人活一世,除非處在底層身不由己,否則誰能隱忍到這個程度
周韍的地位可不低,他完全不需要這樣委曲求全,那么只能說明他另有所圖。
菟裘鳩又看了看他的家庭關系,發現很干凈,周韍的父母早已去世,兄弟姐妹也都因病而亡,可以說家里就剩下他這么一根獨苗苗。
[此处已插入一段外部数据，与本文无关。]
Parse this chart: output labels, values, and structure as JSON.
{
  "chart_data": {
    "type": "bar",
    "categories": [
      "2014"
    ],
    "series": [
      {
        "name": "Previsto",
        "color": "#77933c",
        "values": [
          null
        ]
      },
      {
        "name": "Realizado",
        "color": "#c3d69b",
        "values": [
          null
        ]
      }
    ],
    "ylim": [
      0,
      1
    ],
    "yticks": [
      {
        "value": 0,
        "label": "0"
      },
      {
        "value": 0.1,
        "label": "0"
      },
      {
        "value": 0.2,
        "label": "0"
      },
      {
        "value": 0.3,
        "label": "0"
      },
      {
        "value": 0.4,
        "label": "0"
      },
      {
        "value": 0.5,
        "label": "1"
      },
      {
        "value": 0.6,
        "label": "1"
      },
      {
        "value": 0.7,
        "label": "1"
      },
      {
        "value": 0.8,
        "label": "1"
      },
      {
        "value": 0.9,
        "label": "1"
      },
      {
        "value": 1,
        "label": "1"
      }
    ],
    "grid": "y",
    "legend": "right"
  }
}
他的私生活也很干凈,娶妻之后并沒有納妾,跟妻子育有一子,那個孩子也是獨生子,如今已經十歲。
菟裘鳩皺了皺眉問道“他跟他妻子身體怎么樣”
嬴華璋立刻領會了他的意思“他的妻子五年之前生了病,這些年一直纏綿病榻,無法見人。”
菟裘鳩翻到相應的記載,發現五年之前不僅是周韍的妻子生了病,就連他們的兒子也險些被略賣人拐走,后來經過千辛萬苦才找回來。
只是那孩子在略賣人那里吃了苦頭,染上了見的人超過三個就無法呼吸的毛病。
從那之后他的兒子也深居簡出,這兩年似乎已經逐漸走出了陰影,開始接觸人,同時也在求學。
而周韍的妻子就是因為兒子被拐走傷心之下生了病。
從邏輯上來講完全沒有任何問題,但是這么多年,周韍的妻子依舊無法見人,兒子倒是好了一些,可以出門,但菟裘鳩總覺得有哪里不對。
他抬頭問道“有沒有查一查周韍的兒子”
嬴華璋對他揚了揚下巴說道“查了,不過他很少出來,查到的不多。”
那個孩子的資料是五歲之前和十歲之后才多一些,中間那段時間幾乎空白,因為沒有任何人見過。
菟裘鳩看完之后也沒有發現什么,皺眉放下說道“我能不能見見這個人”
雖然魏咎已死,周韍也成了秦國官吏,但菟裘鳩總是有些不放心,恐怕只有親眼見到這個人,跟這個人接觸之后才能安心。
嬴華璋說道“你若覺得他有問題,我來見就是。”
周韍本來也是求見嬴華璋,換成菟裘鳩見他多少有些不太對。
畢竟嚴格來說菟裘鳩跟嬴華璋其實應該已經毫無關系,他們之間的婚姻基本可以說是作廢,只是皇帝沒發話,大家也都當看不到。
就沖著菟裘鳩三天兩頭時不時進宮,之前甚至還親自照著丹方配制出了丹藥這一點來看,他就不可能因為不再是主婿而失寵。
捫心自問無論是誰發現好好的老婆沒了,估計都要郁悶一下,在這個時候找事情純屬活膩歪了。
菟裘鳩倒是相信嬴華璋,也沒多說什么,只要嬴華璋對周韍有所防范,那就不會出什么意外。
于是周韍成為了公主變公子這件事情之后第一個見到華璋公子的人。
所有人都很驚訝周韍到底有什么特殊,怎么會受到優待。
一時之間關于周韍的各種消息都在四處傳播。
周韍進入咸陽之后一直低調行事,他習慣了隱藏自己,此時卻因為華璋公子無心之舉而成為了眾人的焦點,一時之間頗有些不習慣。
不過華璋公子,真的是無心之舉嗎
周韍不由得暗暗警惕,表面上卻要裝出受寵若驚的樣子來前去見嬴華璋。
他們兩個見面的時候,菟裘鳩就在花廳隔壁呆著。
雖然看不到隔壁到底發生了什么,但通過聲音他多少能判斷出來一些。
周韍在見到嬴華璋的時候激動的說話都有些顫抖,菟裘鳩懶洋洋的躺在小榻上,看著直指千辛萬苦調查出來的情報,在周韍的評價那里對著寵辱不驚四個字無聲的笑了笑。